I’ve learned to process regrets and to remove them. I’m no longer as quick at it as I once was, but I can still do it. What I’m learning right now is that I don’t think I’ve ever had a regret that I didn’t want to let go. Those are a different beast entirely and something I’m not sure I’m going to be able to handle nearly as well as past regrets. I don’t really know how to let go of or process something that I still want more than I’m willing to admit to myself most of the time.
I don’t regret that it happened. I don’t regret anything in regards to how it went. What I regret is that it ended. I regret that we weren’t able to work it out. I regret that we weren’t right for each other and no amount of wishing on our part would fix it. Even working at it wasn’t enough, in the end. It was the right decision and I know it. I even feel it. I just regret that it was a decision we had to make and I probably will for a while. I need more time to process this before I’m ready to let go of this regret, but I’m certain I will eventually.

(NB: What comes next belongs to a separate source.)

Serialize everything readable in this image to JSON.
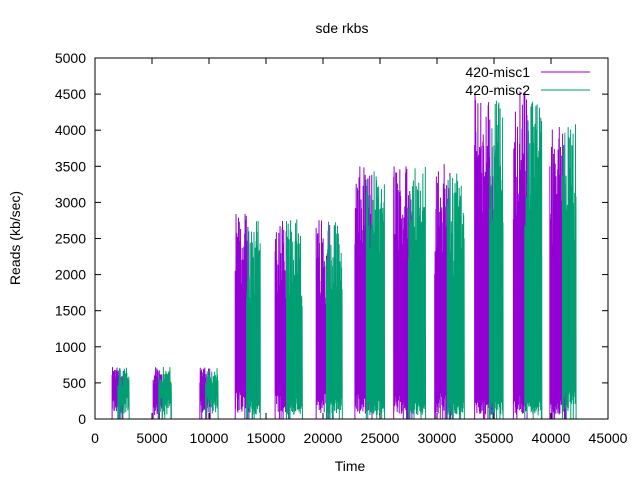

It just sucks right now. Everything sucks right now because regrets will expand to fill every hole in your time and attention. Soon, I will start to peel it away from me. Extricate it from my life. Pack it up and process it. In a week, a month, or maybe more, I will be back to feeling no regret, but I’m not going to hurry it up. Instead, I’m going to cut myself some slack, mourn the end of an important relationship, try to reclaim the parts of my life that had become about the two of us, and then prepare myself for the reformed relationship that’ll form out of this one when we’re both ready.
Someday. Eventually. Like I said, I’m not going to put myself on a timeline. I’m going to let myself regret and heal at my own pace. I owe myself that much.